At the moment, this is a story of underperformance and poor execution that has burdened the company's evaluation and has overlooked international business and has been overlooked with a discount.
In particular, Elliott believes that, if it is effectively implemented, this plan can turn the shareholders upside down. Elliott is one of the most productive activist investors today and has the resources and the track record to influence a sensible change in these types of Megakap companies.
However, the success balance and resources are meaningless if you do not present a comprehensive plan that shows a thoughtful way for the creation of long-term value, and the 74-page presentation by Elliott does exactly that.
While activists are often wrongly stereotyped as short -term investors, some of whom are sometimes characterized by occasionally correctly correct, this presentation should be considered “exhibiting” in the way activists like Elliott have developed over the years in order to be aligned with shareholders in the long term.
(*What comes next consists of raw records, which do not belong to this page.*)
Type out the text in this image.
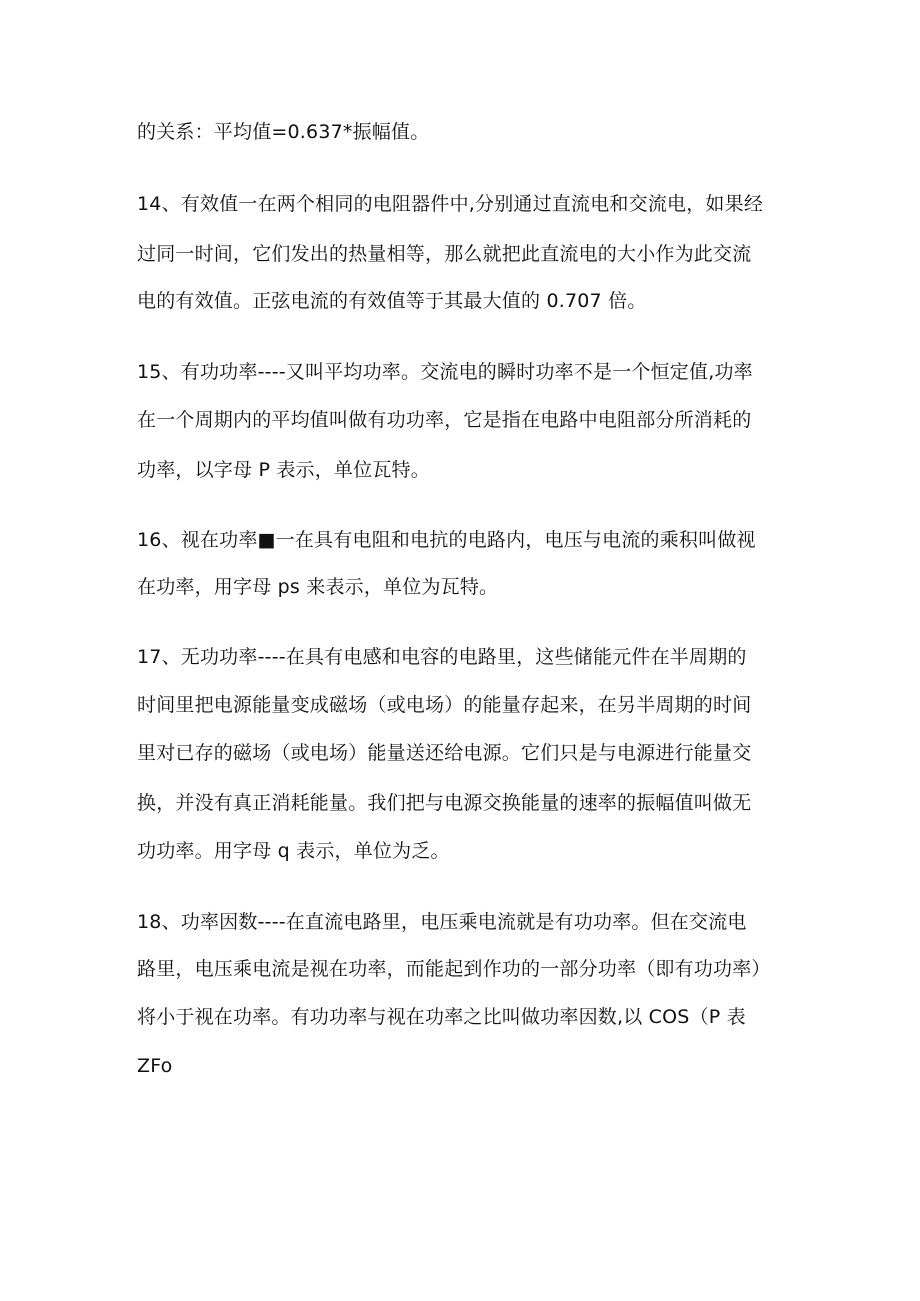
的关系：平均值=0.637*振幅值。
14、有效值一在两个相同的电阻器件中,分别通过直流电和交流电，如果经
过同一时间，它们发出的热量相等，那么就把此直流电的大小作为此交流
电的有效值。正弦电流的有效值等于其最大值的 0.707 倍。
15、有功功率----又叫平均功率。交流电的瞬时功率不是一个恒定值,功率
在一个周期内的平均值叫做有功功率，它是指在电路中电阻部分所消耗的
功率，以字母 P 表示，单位瓦特。
16、视在功率■一在具有电阻和电抗的电路内，电压与电流的乘积叫做视
在功率，用字母 ps 来表示，单位为瓦特。
17、无功功率----在具有电感和电容的电路里，这些储能元件在半周期的
时间里把电源能量变成磁场（或电场）的能量存起来，在另半周期的时间
里对已存的磁场（或电场）能量送还给电源。它们只是与电源进行能量交
换，并没有真正消耗能量。我们把与电源交换能量的速率的振幅值叫做无
功功率。用字母 q 表示，单位为乏。
18、功率因数----在直流电路里，电压乘电流就是有功功率。但在交流电
路里，电压乘电流是视在功率，而能起到作功的一部分功率（即有功功率）
将小于视在功率。有功功率与视在功率之比叫做功率因数,以 COS（P 表
ZFo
Elliott's plan includes recommendations such as: “Insert the core and grow with focus”, “pursue organic and inorganic investments to promote long-term growth”, “use the incremental proceeds from these measures to reinforce long-term growth” and “by the legal size and the connection of non-core assets. Long-term.
In fact, Elliott on 74 pages uses the word “Reinvesting” 54 -times and not even the word “repurchase”, although he recognized how undervalued Pepsi shares are now. Yes, share purchases are now great for short -term, but Elliott's reinvestment plan is what is best in the long run.
For all of these reasons, it is difficult to argue with Elliott's analysis or recommendations, and we would expect shareholders and management to agree a lot, if not all of them. Assuming that the next step is the execution of the plan and this may be the most understood but most important part of Elliott's presentation.
A good activist and good board members support management in executing your plan, but keep them accountable if you are neglected. This is exactly what we expect Elliott here. At this early stage, Elliott's plan appears uncomplicated enough that we do not expect that there is a lot of setback, and the changes to the government do not seem to be necessary at this point in order to achieve an influence. Apart from that, we expect Elliott to continuously monitor the situation and progress of management and to account for them if they are not strategic measures and updated financial goals.
Ken Squire is the founder and president of 13D monitor, an institutional research service for shareholders, and the founder and portfolio manager of the 13D Activist Fund, an investment fund that invests in an activist 13D investment.